You’re standing over a 68-yard shot and know exactly what to do. Not because you’ve played for 30 years or because you have a swing coach on speed dial but because you’ve done the work to know your own numbers.
Most golfers haven’t. And it’s costing them strokes they don’t even realize they’re giving away. I love playing golf based around feel and what seems natural but that comes after you’ve learned what yardages you’re capable of.
Feel is real—but it needs a foundation
Ask most golfers how they decide what to hit from inside 100 yards and you’ll get some version of the same answer: feel. The best wedge players in the world talk about feel constantly.
But here’s the thing about feel: it only works when it’s calibrated to something real.
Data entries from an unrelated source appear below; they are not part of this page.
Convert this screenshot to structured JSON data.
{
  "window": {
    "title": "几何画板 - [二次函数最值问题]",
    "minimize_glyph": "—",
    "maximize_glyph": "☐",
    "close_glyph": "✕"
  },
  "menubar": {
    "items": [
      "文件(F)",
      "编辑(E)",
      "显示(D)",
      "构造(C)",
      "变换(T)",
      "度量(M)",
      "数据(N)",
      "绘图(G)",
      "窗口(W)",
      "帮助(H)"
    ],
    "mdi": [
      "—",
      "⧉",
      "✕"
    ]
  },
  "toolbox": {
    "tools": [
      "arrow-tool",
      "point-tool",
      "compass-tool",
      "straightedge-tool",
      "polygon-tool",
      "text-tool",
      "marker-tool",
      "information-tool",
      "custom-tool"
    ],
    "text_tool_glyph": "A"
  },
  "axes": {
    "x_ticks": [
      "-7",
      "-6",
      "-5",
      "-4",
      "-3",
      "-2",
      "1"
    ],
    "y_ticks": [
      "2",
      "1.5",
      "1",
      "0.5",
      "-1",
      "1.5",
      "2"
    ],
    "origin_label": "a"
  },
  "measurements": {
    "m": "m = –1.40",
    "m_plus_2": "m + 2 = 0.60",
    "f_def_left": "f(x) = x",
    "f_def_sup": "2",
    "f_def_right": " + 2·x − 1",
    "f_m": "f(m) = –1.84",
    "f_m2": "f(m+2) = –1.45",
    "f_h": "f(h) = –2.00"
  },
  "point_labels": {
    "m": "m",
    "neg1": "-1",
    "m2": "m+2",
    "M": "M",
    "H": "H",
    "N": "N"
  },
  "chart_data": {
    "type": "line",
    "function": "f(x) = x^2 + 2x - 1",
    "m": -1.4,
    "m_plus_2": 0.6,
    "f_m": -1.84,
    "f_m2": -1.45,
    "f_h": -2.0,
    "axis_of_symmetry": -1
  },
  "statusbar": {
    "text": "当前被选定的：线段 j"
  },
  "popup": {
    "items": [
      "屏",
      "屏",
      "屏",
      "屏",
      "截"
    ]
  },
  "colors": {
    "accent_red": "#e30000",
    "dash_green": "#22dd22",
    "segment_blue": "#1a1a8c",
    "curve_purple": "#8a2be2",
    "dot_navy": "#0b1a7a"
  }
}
When a tour player says they “felt” a 72-yard shot perfectly, they’re working from years of verified data in their body. They’ve hit that shot hundreds of times with a known result. Their feel has a reference point.
Most amateur golfers are working from feel with no reference point at all. Creating your wedge distance chart or matrix fixes that.
What you need to know before you start
A wedge distance chart (sometimes called a wedge matrix) maps your carry distances across every wedge in your bag at three different swing lengths. With three swings per club and three to four clubs in most bags, you’ll have between nine and 12 distinct carry distances covering the entire scoring zone.
A few things to have sorted before you hit your first shot:
Swing like you’re on the course. The whole point is to measure the swing you have, not your best range swing.
You need a launch monitor or simulator. A rangefinder gives you total distance. A launch monitor gives you carry.
Bring every wedge in your bag. Most golfers carry three or four: pitching wedge, gap wedge, sand wedge and sometimes a lob wedge.

The three swings
You’re going to use three swing lengths for every club.
Waist-high: Club goes back to hip height, follows through to hip height on the other side. Backswing and follow-through match in length. This swing sometimes feels uncomfortably short when you first try it. That’s fine, stick with it.
Three-quarter: Lead arm swings back to roughly 9 o’clock—level with the ground, across your chest. It’s the hardest of the three to find consistently which is actually a good reason to practice it deliberately.
Full swing: Your normal full swing, not your hardest swing. There’s a Ben Hogan quote that gets passed around that’s relevant here. He’d love to play the guy who hits his wedges full out for money. Tempo wins here. A controlled full swing with a wedge will give you tighter distance windows than a full-send swing.
Recording the distances
Work through one club at a time. Start with your highest-lofted wedge and work up to your pitching wedge.
For each swing length, hit three shots. Average the carry distances and write it down. That’s your number.
A few honest notes on the process:
If you chunk one or skull one, throw it out. A complete mishit doesn’t represent your real carry distance any more than a perfect one does.
If you hit one that goes 22 yards and one that goes 31 yards and one that goes 26 yards, the average is 26. That’s your number. Don’t round up or chase clean numbers.

What to do with the data
Once you’ve filled in your numbers, lay them out from lowest to highest and look for two things: gaps and overlaps.
- Gaps are dead zones: distances you’re regularly faced with but don’t have a rehearsed answer for. A cluster between 55–60 yards with nothing until 85 is a scoring problem.
- Overlaps mean two clubs or swing lengths are competing for the same distance. That’s either a tempo issue (swinging too hard with one, too soft with another) or a loft gap problem.
- Outliers are worth a second look, too. If one number doesn’t fit the pattern around it, that’s usually a technique issue worth taking to the range.
How to use this on the course
Once you have completed your chart, start using it on the course. Some players write the three distances for each wedge on a sticky note and put it on that club shaft. It could also be a note on your phone that you look at before you tee off.
When you get used to incorporating this into your routine, your feel will get better. Instead of standing over a 68-yard shot with a vague sense of unease, you’re standing over it knowing you’ve hit this exact shot before. Your body has a reference. Your feel has something to calibrate against.
Final thoughts
As your swing changes, your numbers will shift. Take some time at the range to update your wedge distance chart once or twice a year or whenever you make a swing change.